Ever since it was obvious that our lawmakers would not put the brakes on the tax cut, even in the face of a revenue failure inching toward $1 billion, we on social media started grouching about how much we did NOT need the average $29 tax cut, and how we knew schools needed the funds more.
Rob Miller has written about #GiveItBackOK, and so has Rick Cobb. Rickand Tegan Sexton were interviewed for one story, and Jeffery Corbett for another. Legislators are joining the call…Jason Dunnington and Emily Virgin have pledged to #GiveItBackOK. And that’s all happened in the past few days.

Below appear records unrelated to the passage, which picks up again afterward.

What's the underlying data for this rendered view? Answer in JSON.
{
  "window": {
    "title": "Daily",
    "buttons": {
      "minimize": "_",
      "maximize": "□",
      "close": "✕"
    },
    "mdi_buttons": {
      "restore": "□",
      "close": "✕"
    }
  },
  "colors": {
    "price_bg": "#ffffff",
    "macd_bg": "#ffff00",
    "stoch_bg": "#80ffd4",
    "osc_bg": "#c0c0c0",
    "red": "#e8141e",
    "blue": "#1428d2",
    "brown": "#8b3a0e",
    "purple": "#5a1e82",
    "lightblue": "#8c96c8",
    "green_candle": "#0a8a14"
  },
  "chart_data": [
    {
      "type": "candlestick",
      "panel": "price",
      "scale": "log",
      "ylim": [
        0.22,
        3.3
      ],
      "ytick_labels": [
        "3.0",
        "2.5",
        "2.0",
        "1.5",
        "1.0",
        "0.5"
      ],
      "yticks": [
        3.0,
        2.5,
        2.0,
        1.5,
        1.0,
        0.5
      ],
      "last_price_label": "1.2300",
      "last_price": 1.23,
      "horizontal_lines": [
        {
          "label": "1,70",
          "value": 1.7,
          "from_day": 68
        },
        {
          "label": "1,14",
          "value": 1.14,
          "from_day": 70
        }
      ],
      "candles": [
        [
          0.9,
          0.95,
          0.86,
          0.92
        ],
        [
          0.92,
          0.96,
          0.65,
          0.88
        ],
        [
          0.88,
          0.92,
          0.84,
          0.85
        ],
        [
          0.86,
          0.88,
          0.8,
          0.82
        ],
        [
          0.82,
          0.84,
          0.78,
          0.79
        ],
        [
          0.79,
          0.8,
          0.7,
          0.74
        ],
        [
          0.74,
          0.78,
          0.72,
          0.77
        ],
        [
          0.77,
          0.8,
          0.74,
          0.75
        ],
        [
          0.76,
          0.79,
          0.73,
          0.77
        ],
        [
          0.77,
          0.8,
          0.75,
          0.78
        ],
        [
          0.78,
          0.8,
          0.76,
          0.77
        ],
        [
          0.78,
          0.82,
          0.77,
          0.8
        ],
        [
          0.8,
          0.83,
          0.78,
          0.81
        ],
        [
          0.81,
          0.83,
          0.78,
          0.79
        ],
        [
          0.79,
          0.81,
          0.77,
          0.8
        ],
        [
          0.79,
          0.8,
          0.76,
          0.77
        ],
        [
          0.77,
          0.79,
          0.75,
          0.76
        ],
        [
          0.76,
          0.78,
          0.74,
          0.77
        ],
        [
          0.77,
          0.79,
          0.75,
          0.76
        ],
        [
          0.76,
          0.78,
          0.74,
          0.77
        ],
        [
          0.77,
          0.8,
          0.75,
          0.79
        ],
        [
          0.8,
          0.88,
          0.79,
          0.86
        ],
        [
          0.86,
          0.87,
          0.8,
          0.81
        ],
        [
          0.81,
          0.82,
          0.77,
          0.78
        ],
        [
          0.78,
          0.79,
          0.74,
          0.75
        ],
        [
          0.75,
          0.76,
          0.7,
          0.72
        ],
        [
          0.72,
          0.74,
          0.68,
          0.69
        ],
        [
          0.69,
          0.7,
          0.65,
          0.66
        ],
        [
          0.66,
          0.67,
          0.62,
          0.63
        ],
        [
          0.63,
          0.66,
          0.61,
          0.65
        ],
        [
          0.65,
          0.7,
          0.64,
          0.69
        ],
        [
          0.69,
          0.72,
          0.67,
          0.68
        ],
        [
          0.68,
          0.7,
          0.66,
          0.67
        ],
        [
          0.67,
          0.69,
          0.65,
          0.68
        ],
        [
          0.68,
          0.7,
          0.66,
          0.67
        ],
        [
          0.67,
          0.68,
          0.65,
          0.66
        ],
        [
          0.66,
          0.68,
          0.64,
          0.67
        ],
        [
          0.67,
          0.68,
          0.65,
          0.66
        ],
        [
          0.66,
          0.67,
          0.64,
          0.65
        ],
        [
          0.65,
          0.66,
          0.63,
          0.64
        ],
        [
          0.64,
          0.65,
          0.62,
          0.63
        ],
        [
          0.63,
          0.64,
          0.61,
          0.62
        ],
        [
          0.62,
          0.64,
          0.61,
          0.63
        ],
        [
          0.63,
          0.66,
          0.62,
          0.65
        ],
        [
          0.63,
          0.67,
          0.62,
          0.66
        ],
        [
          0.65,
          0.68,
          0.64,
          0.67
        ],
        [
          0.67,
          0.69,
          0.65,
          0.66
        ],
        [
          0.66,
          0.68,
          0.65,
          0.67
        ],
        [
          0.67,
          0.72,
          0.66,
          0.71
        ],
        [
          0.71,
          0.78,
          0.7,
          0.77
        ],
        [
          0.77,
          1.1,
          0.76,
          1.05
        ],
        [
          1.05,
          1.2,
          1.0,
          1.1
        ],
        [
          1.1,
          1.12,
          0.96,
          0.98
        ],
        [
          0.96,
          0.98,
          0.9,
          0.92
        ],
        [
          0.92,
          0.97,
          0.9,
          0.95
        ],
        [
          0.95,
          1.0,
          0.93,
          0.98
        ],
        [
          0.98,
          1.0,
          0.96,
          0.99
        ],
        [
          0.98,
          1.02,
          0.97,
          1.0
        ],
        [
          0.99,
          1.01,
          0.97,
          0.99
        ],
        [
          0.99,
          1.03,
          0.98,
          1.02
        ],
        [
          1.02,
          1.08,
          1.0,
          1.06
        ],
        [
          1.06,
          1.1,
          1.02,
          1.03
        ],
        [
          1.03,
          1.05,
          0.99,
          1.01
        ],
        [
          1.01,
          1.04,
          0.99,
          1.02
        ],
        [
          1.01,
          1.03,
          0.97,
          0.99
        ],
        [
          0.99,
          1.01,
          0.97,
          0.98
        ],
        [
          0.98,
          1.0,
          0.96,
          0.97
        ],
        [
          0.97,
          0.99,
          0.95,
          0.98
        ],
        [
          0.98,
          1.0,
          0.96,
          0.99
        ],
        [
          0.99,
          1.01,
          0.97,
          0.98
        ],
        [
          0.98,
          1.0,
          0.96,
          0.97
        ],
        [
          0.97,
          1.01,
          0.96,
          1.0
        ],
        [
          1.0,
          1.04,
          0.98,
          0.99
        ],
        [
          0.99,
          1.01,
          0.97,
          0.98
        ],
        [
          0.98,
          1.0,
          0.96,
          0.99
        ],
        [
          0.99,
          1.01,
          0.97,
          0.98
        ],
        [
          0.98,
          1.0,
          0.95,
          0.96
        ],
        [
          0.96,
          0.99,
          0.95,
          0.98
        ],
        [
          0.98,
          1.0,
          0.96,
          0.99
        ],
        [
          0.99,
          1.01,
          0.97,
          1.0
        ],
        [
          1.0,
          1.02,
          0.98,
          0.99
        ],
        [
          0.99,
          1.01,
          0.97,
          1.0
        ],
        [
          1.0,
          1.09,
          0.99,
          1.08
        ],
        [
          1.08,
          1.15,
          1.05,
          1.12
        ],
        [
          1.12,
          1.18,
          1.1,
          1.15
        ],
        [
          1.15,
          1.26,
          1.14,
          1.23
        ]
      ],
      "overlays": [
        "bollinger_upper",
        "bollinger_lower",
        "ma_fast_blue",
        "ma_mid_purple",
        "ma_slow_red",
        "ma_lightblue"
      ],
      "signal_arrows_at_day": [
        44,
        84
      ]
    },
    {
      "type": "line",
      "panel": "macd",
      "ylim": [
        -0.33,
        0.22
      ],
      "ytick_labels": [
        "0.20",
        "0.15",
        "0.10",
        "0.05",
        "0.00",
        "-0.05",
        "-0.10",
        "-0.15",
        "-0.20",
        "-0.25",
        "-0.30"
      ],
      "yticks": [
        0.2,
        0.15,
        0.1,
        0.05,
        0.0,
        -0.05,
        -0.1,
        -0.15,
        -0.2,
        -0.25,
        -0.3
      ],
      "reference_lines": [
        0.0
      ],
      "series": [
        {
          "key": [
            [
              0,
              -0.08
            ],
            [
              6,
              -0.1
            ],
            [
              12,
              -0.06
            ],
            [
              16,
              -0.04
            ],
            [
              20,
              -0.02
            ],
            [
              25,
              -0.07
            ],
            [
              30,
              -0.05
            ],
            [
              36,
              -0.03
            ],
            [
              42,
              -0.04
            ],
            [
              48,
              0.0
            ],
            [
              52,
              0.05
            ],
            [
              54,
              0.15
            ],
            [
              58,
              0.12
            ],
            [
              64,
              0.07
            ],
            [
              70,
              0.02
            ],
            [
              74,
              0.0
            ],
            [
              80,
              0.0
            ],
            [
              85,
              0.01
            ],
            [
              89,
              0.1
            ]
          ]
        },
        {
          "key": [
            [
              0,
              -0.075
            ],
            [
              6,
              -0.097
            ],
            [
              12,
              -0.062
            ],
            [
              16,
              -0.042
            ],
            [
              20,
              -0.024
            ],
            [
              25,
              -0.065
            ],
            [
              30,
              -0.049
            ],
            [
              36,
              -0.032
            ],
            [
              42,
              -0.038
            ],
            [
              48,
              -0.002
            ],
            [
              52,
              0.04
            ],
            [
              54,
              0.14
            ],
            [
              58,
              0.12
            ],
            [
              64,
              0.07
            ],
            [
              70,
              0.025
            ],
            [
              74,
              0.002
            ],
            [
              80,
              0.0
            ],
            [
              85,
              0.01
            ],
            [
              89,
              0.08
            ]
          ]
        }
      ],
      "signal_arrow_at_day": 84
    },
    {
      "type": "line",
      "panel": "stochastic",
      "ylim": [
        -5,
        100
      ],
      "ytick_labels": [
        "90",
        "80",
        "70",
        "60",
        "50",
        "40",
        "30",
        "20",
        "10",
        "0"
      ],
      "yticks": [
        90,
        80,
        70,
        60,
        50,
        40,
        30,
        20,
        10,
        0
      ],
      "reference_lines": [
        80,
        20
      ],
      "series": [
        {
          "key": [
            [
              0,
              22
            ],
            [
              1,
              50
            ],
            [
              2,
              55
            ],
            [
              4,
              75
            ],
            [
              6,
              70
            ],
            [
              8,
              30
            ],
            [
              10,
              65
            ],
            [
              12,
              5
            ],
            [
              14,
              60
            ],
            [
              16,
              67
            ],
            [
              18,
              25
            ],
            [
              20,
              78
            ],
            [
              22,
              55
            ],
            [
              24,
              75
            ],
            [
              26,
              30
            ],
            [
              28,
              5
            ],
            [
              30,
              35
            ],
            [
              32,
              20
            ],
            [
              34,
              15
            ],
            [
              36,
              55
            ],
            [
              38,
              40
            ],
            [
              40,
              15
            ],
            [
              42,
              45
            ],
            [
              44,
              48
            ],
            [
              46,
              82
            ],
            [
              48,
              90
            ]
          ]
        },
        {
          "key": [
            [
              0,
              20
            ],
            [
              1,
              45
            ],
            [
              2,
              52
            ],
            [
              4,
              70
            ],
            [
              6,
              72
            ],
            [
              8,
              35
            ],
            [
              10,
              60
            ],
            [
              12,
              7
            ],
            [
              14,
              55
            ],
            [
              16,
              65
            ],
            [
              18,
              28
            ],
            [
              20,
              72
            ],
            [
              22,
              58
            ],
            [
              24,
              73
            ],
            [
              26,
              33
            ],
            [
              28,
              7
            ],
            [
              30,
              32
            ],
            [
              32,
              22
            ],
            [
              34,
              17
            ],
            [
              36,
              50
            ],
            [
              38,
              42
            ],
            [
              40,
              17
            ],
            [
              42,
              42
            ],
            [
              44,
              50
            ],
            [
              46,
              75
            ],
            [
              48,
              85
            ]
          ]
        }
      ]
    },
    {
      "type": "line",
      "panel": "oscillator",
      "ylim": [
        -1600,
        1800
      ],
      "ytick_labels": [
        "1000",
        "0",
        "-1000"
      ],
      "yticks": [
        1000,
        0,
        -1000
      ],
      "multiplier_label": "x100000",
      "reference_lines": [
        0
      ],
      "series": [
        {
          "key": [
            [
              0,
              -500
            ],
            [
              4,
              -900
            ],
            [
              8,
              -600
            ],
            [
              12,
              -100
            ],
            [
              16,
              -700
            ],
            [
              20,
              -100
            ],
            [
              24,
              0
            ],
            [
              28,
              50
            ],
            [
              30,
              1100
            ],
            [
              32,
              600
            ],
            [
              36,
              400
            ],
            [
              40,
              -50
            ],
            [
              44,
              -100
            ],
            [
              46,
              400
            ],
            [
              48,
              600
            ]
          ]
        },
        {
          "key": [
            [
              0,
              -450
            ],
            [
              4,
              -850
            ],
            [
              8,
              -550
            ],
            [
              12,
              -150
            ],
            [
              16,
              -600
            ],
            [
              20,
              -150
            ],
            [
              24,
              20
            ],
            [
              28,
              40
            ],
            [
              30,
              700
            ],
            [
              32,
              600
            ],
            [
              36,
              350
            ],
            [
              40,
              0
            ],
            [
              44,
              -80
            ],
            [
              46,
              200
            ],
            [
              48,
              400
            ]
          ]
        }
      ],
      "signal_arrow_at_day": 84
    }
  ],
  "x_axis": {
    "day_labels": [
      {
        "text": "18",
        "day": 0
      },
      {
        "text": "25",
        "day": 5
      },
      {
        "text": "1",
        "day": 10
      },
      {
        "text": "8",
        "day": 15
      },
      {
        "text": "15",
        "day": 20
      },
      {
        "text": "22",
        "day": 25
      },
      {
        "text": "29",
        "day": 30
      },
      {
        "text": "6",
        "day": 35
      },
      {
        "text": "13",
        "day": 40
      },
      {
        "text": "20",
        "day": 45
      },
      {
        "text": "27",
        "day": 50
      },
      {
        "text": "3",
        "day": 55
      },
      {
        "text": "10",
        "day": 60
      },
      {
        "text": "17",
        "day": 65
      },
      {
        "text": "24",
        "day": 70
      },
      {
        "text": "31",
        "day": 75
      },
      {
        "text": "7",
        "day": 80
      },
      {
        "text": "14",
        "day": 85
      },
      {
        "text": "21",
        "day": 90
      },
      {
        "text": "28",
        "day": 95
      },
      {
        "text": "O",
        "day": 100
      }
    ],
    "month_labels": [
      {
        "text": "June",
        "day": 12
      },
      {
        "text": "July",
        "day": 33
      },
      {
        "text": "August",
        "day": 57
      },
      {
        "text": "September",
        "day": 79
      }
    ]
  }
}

Now it’s clear…tax cuts will happen. Funding for schools and other social services will be cut. Things are going to get ugly out there. Our anger grew and a movement was born: #GiveItBackOK – the challenge to donate our tax cut directly back to our schools. It’s gotten lots of attention and play on the media. Our colleagues have been positive and proactive: We don’t mind paying our fair share, in fact, we insist.
So, what can you do to get involved? Well, start by figuring your potential tax cut. Oklahoma Policy Institute has created a handy calculator. Find out how much you’ll be forced to receive.
Then, donate that to your favorite school or school district.
Here are some of the ideas I’m seeing on FB:
· Donate to the school district lunch program. In trying to alleviate cuts to schools, the OSDE cut our state’s matching funding for the school lunch program by 30.28%. Check with your district office and see if you can earmark your donation to hungry kids.
· Donate to your school’s general fund…that’s what schools use to buy paper, pencils, supplies, printer ink. Those funds will take a huge hit in order to continue funding vital services.
· Ask your child’s teacher for a wish list of supplies and buy all of them and more
· Ask the music and art teachers if they could use some help. My granddaughter’s art program funds itself by selling candy bars between classes…and that was before the revenue failure.
· Join your PTA or PTO and donate to their efforts.
· Does your district have a school foundation? Donate!
· School libraries have been hurting for years, and this will be hard on them. Donate to the library and invite the media specialist to get the books students have been asking for.
This list is just the beginning. What other ideas can we brainstorm? If our elected leaders are content for schools and students to suffer, that doesn’t mean we have to let it happen.
So, what are other ways we can use our tax cut to help our public schools?